Odnosząc się do konstatacji, że obchody stulecia odzyskania przez Polskę niepodległości poprzedziły dwie zupełnie różne, przeciwstawne narracje - mediów sprzyjających totalnej opozycji oraz mediów konserwatywnych - Sellin podkreślił, że problem jest szerszy i - jego zdaniem - polega na, że występuje "dominacja mediów lewicowo-liberalnych w całej cywilizacji Zachodu".
To powoduje, że, na przykład w kontekście naszych obchodów i naszych wydarzeń, patriotyzm jest utożsamiany z nacjonalizmem, a nacjonalizm jest utożsamiany z faszyzmem. Po prostu ludzie w tych mediach lewicowo-liberalnych mają tak poukładane w głowach, tak im się wszystko kojarzy. Zdrowy patriotyzm na końcu tego łańcucha myślowego jest faszyzmem – dodał.
Na pytanie, czy jest szansa, żebyśmy uzyskali suwerenność medialną, powiedział, że przede wszystkim trzeba sprzyjać i życzliwie obserwować rozwój oddolny mediów innego nurtu niż lewicowo–liberalnego.
Podkreślił, że w Polsce "doszło do sytuacji niezdrowej, gdzie się okazuje, że w tak ważnym, dużym mieście jak Polska w pewnych segmentach medialnych dominuje bardzo mocno kapitał zagraniczny i jest to kapitał z jednego kraju - kapitał niemiecki". To według niego wyzwanie do podjęcia w przyszłości.
Do podjęcia tego wyzwania jesteśmy gotowi. Czekamy tylko na decyzję polityczną, kiedy to wyzwanie podejmujemy – wskazał.
Na początku września szef kancelarii premiera Michał Dworczyk mówił, że projektu ustawy o dekoncentracji mediów nie ma go w harmonogramie prac rządu do końca roku.
Natomiast zgadzam się, że dobrze by było, aby na takim rynku dystrybucji prasy był pluralizm, były różne podmioty, by jeden nie zdominował całego rynku – zaznaczył.
Projekt legislacyjny dotyczący repolonizacji mediów był zapowiadany przez Sellina w marcu 2017 r. Jak mówił, Polska powinna mieć rozwiązania, które obowiązują już w takich państwach, jak Francja czy Niemcy.
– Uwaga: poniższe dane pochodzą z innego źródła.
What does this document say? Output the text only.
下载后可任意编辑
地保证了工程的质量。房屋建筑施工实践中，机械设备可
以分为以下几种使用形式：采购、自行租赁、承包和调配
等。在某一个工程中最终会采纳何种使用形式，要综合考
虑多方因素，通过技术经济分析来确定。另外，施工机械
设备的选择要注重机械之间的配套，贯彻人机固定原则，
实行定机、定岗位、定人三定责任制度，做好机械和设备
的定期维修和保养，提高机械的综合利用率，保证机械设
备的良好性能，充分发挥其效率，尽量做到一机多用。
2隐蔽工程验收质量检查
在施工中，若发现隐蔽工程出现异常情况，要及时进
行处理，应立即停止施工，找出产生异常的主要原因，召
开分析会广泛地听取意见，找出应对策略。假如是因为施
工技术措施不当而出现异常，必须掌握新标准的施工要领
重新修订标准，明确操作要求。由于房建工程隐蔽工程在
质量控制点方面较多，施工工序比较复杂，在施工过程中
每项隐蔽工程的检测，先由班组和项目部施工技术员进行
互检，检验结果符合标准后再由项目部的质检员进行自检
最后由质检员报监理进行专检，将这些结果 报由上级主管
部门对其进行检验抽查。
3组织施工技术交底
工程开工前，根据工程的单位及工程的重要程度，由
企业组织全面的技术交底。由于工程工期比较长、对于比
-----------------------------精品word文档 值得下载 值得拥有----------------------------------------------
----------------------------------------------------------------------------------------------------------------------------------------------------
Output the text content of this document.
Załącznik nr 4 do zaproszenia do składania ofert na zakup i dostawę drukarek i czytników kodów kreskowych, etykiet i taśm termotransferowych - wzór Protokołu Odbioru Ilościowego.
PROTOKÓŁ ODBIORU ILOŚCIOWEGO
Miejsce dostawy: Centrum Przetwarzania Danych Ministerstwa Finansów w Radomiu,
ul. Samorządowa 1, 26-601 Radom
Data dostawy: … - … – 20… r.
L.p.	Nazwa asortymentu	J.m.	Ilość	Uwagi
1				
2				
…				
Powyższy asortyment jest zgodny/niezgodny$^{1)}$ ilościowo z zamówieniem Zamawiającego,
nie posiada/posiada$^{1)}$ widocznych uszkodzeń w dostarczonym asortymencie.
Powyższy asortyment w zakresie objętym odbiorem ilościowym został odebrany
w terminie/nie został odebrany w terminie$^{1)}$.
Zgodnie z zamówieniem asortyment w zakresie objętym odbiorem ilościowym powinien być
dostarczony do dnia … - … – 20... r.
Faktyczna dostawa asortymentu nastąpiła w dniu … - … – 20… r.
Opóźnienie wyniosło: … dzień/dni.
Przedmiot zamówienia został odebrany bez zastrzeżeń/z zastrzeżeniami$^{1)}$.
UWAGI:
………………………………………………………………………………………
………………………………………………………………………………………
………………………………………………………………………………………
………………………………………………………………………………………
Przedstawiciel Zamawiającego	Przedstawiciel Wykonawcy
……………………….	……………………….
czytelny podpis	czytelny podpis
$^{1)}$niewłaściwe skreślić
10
Myślę, że będziemy mieli sojuszników nie tylko w postaci polskiej opinii publicznej, ale też dziennikarzy, którzy, ufam, w dużej mierze, są zgorszeni sytuacją, która została ujawniona – powiedział.
Rozwiązania francuskie są z lat 80., rozwiązania niemieckie z lat 90. z istotnymi modyfikacjami przyjętymi na początku obecnego wieku. I w tym, i w tym kraju są interesujące rozwiązania. Na przykład w Niemczech funkcjonuje komisja ds. koncentracji mediów, która składa co dwa, trzy lata raporty pokazujące, czy jakiś podmiot biznesowy nie osiągnął nadmiernej pozycji w jakimś segmencie mediów i wówczas jest skłaniany przez państwo niemieckie, żeby części aktywów się pozbywać. Państwo francuskie ma bardzo twarde zapisy procentowe – wyjaśnił Sellin.